The tramway curved back to the northwest, still following but below the road. On the south side of the road lay the main mills of Gaewern quarry, connected to the tramway by a branch when Gaewern operated independently of Braichgoch. At least one adit ran under the road and into the Gaewern vein. The tramway continued, finishing the long curve to run almost due west and enter the village of Corris Uchaf. It passed between a row of houses and the road. The branch to Abercwmeiddaw quarry left here, running north, crossing the Afon Deri by a bridge before ending at the foot of the Abercwmeiddaw exit incline. The tramway continued on northwest for another 200 yds, passing behind the village post office to a slate enamelling works.

== Operations ==
=== Quarries served ===
The furthest quarry from Maespoeth Junction was Abercwmeiddaw on the north bank of the Afon Deri. A branch of the tramway crossed the river near the terminus in Corris Uchaf, and ended at the foot of a long incline up to the quarry mill level.

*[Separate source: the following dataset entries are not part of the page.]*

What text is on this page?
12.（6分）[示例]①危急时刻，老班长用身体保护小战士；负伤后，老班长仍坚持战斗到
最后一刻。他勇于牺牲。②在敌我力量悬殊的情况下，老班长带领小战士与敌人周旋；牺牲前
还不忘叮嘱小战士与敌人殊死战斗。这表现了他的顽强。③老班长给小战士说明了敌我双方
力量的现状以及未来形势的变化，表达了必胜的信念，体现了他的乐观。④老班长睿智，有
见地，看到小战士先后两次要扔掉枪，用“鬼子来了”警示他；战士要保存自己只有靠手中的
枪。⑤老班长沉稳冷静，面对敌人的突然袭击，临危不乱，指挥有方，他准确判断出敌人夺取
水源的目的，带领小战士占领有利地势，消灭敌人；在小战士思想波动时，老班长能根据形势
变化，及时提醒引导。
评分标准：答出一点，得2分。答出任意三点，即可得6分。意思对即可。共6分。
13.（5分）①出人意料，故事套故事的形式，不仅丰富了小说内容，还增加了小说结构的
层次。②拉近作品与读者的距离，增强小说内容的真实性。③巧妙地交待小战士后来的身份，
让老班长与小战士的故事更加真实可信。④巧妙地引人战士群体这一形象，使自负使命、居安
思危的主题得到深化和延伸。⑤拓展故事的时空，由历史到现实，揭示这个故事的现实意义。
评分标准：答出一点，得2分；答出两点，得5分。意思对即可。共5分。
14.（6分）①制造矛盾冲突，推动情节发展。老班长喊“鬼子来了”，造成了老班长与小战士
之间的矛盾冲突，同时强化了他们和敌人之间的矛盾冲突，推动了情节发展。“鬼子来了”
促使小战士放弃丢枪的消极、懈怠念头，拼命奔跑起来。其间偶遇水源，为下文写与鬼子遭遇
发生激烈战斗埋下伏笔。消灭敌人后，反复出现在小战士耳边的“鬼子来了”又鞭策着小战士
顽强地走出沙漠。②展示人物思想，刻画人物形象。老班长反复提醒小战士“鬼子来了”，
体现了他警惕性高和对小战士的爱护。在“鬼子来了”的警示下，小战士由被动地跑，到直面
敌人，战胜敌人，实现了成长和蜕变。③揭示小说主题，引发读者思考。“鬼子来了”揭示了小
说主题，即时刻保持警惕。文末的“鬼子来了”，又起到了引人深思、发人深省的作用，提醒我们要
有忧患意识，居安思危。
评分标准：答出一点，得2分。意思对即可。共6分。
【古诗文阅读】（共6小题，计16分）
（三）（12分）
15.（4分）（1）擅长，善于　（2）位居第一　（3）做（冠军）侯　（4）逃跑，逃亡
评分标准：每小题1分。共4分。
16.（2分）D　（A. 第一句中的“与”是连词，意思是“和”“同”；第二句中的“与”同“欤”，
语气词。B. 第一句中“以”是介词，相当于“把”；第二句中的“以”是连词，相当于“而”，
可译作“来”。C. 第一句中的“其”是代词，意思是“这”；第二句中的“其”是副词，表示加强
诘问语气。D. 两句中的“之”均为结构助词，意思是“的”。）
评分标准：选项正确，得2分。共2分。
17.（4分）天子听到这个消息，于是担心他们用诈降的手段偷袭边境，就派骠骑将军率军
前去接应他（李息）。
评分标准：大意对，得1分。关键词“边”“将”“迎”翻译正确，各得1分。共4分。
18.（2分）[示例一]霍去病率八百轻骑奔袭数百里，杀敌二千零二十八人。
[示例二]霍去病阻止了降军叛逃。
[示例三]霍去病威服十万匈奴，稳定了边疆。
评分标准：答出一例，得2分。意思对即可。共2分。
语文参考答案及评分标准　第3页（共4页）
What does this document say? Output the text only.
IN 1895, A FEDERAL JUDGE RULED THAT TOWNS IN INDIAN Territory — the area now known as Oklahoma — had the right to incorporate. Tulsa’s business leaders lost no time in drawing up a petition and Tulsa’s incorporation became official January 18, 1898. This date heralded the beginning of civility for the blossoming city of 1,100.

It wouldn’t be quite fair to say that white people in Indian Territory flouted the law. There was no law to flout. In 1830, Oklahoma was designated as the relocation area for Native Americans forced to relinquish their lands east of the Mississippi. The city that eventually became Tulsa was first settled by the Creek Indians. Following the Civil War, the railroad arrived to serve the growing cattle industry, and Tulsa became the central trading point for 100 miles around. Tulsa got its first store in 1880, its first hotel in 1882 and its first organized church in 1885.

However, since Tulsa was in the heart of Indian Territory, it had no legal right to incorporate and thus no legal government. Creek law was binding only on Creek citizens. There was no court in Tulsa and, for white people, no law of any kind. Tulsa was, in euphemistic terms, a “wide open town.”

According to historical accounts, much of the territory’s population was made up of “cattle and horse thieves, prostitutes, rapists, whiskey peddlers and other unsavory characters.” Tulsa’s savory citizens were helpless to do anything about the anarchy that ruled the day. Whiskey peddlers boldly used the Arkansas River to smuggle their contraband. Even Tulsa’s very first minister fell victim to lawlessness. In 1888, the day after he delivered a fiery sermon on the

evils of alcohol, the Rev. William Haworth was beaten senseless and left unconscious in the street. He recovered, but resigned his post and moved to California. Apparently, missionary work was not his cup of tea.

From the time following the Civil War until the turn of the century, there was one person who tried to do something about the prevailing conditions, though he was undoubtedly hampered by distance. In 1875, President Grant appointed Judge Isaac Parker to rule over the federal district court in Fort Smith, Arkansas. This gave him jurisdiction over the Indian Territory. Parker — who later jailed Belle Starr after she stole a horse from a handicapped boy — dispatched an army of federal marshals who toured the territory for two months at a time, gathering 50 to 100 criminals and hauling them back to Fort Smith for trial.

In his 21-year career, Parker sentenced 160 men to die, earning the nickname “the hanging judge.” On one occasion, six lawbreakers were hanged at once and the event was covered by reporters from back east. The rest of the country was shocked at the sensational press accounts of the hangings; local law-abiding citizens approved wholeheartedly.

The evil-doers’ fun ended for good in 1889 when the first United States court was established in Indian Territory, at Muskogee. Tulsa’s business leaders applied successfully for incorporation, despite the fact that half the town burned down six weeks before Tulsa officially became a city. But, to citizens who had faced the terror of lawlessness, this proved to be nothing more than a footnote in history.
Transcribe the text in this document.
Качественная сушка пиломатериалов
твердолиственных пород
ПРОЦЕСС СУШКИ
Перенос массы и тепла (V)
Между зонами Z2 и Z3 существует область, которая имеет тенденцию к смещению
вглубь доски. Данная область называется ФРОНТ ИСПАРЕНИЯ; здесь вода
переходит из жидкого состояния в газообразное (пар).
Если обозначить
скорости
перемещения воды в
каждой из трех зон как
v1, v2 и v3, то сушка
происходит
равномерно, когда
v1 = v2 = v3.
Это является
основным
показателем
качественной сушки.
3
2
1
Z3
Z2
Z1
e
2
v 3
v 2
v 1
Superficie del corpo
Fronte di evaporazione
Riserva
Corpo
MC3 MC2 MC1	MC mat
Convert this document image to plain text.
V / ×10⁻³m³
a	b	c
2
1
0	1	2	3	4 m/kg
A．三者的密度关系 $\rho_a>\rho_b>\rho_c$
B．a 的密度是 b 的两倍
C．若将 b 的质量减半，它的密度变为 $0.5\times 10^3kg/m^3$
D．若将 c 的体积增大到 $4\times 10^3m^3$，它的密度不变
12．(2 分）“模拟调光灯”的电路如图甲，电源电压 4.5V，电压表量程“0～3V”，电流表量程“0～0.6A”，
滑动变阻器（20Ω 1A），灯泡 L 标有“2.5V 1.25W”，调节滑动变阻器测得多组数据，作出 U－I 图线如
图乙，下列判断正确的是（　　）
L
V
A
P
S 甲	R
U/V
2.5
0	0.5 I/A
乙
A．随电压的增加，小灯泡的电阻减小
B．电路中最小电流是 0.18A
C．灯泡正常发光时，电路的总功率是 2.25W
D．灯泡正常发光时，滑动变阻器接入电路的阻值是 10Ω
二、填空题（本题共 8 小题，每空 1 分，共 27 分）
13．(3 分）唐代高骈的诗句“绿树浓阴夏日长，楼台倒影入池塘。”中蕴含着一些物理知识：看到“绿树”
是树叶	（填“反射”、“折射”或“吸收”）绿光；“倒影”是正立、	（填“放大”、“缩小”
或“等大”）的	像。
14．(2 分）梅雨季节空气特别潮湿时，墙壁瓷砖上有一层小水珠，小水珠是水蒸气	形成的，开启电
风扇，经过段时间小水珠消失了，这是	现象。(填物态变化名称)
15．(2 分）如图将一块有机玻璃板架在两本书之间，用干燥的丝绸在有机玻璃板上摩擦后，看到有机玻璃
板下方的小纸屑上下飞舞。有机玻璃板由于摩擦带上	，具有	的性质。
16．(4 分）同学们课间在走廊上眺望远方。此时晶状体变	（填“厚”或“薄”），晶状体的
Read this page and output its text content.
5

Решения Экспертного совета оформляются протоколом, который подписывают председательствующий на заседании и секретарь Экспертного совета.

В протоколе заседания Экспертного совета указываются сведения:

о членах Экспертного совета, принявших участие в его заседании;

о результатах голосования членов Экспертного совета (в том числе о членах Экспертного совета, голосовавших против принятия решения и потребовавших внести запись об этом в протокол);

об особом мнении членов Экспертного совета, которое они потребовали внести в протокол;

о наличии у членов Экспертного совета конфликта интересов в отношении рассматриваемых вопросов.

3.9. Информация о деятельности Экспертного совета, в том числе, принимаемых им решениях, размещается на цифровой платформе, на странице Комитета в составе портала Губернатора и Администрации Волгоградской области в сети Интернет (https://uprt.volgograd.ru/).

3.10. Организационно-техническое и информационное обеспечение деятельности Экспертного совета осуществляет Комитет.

Abercorris quarry was also on the north bank of the river, and was connected to the tramway by a branch that crossed the river, then ascended the valley side via a reversing spur. Again, an incline led up to the quarry mill.

On the south bank of the Afon Deri lay Gaewern and Braichgoch quarries. For much of their lives, these quarries were worked as a single concern. The Upper Corris Tramway passed through the main yard of Braichgoch quarry, and a number of short branches connected to the mill and stacking yards.

=== Slate Traffic ===
Slate was carried in slate waggons which ran in trains down to Maespoeth Junction by gravity. Empty waggons were hauled uphill from Maespoeth to the quarry by horses.

=== Passenger traffic ===
No formal passenger services were ever run on the tramway, although there is some evidence that the company may have charged people to ride in slate waggons along the route.

== Remains ==
Much of the route of the tramway was removed when the A487 was widened in the 1980s. The section of the tramway from Braichgoch quarry to the south end of Corris Uchaf was buried under these works. Below Braichgoch quarry, the trackbed is largely intact, including the section above Corris village where the line is in cutting between the road and several local houses: the houses still have slate bridges over the tramway to access their front doors. Several of the branches to the quarries can still be traced in 2019. A short section has been restored to serve as a loading siding at Maespoeth.